Investment Committee

In April 2016, the Audit Committee was expanded to include both an audit committee and an investment committee. In April 2017, the Investment Committee was segregated into a separate committee.

As of 14 March 2018, the Investment Committee consists of Peder Hasslev (Chairman), Lars Christoffersen, Karsten Dybvad, Niels-Ulrik Mousten and Claus Oxfeldt.

Remuneration Committee and remuneration policy

PFA’s Remuneration Committee consists of five members of the Board of Directors:

  • Torben Dalby Larsen, Chairman
  • Mette Risom
  • Laurits Rønn
  • Per Tønnesen
  • Helle Valentin

On behalf of the Board of Directors, the Remuneration Committee carries out the preparatory drafting of the remuneration policy for the Board of Directors, the Executive Board and other material risk takers, including recommending the remuneration policy for the Board of Directors’ approval and submitting a proposal to the Board of Directors concerning the Executive Board’s remuneration. In its preparatory work, the Committee is attentive to the company’s long-term interests.

Ensuring a competent Board of Directors

The boards of directors within the PFA Group must possess the necessary competencies and qualifications. To ensure that these requirements are met, PFA has, among other things, a diversity policy that describes how the company ensures a diverse board of directors with the competencies necessary to carry out its present as well as its future tasks.

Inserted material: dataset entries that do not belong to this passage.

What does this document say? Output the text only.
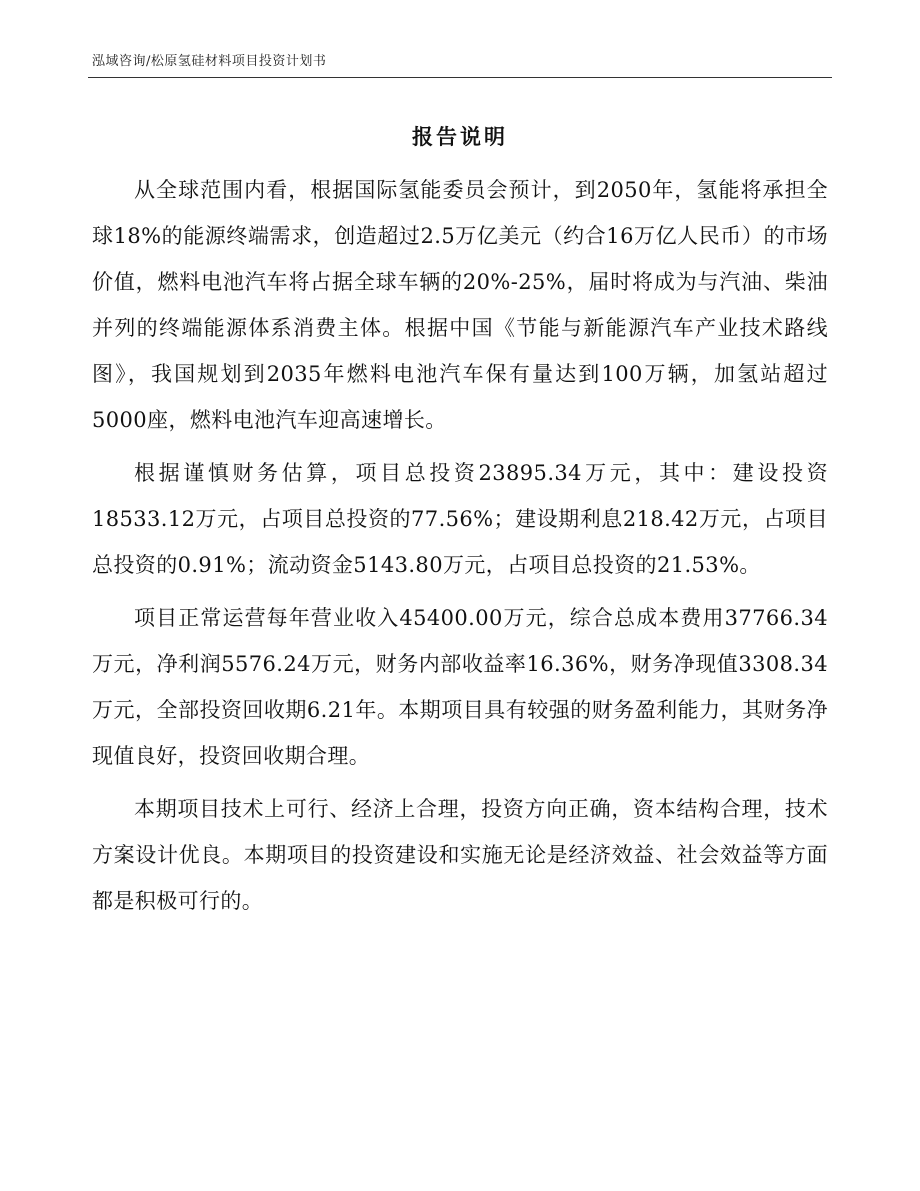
泓域咨询/松原氢硅材料项目投资计划书
报告说明

从全球范围内看，根据国际氢能委员会预计，到2050年，氢能将承担全球18%的能源终端需求，创造超过2.5万亿美元（约合16万亿人民币）的市场价值，燃料电池汽车将占据全球车辆的20%-25%，届时将成为与汽油、柴油并列的终端能源体系消费主体。根据中国《节能与新能源汽车产业技术路线图》，我国规划到2035年燃料电池汽车保有量达到100万辆，加氢站超过5000座，燃料电池汽车迎高速增长。

根据谨慎财务估算，项目总投资23895.34万元，其中：建设投资18533.12万元，占项目总投资的77.56%；建设期利息218.42万元，占项目总投资的0.91%；流动资金5143.80万元，占项目总投资的21.53%。

项目正常运营每年营业收入45400.00万元，综合总成本费用37766.34万元，净利润5576.24万元，财务内部收益率16.36%，财务净现值3308.34万元，全部投资回收期6.21年。本期项目具有较强的财务盈利能力，其财务净现值良好，投资回收期合理。

本期项目技术上可行、经济上合理，投资方向正确，资本结构合理，技术方案设计优良。本期项目的投资建设和实施无论是经济效益、社会效益等方面都是积极可行的。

The Board of Directors is evaluated annually based on the company’s business model and the associated risks. The evaluation also includes an assessment of the results achieved by the board. Furthermore, the evaluation assesses the planning of the board’s work as well as whether the board members combined hold the knowledge, professional competencies and experience necessary to understand the company’s activities, including material risks, and to run the company in a responsible manner. Based on this evaluation, the board determines whether any initiatives need to be undertaken in order to ensure sufficient competencies and diversity among the board members at all times. If the evaluation reveals a need for strengthening the combined competencies of the Board of Directors and/or the Executive Board, resources will be earmarked for training, etc.

In addition, it is assessed on an ongoing basis whether any changes in the company’s business model or risk profile necessitate an upgrade of the qualifications of the Board of Directors and/or the Executive Board. The necessary staff resources and financial resources for introductory and supplementary training will be earmarked in the company’s training budget. Newly appointed board members are offered an internal training programme that is fitted to the company’s business model and complexity.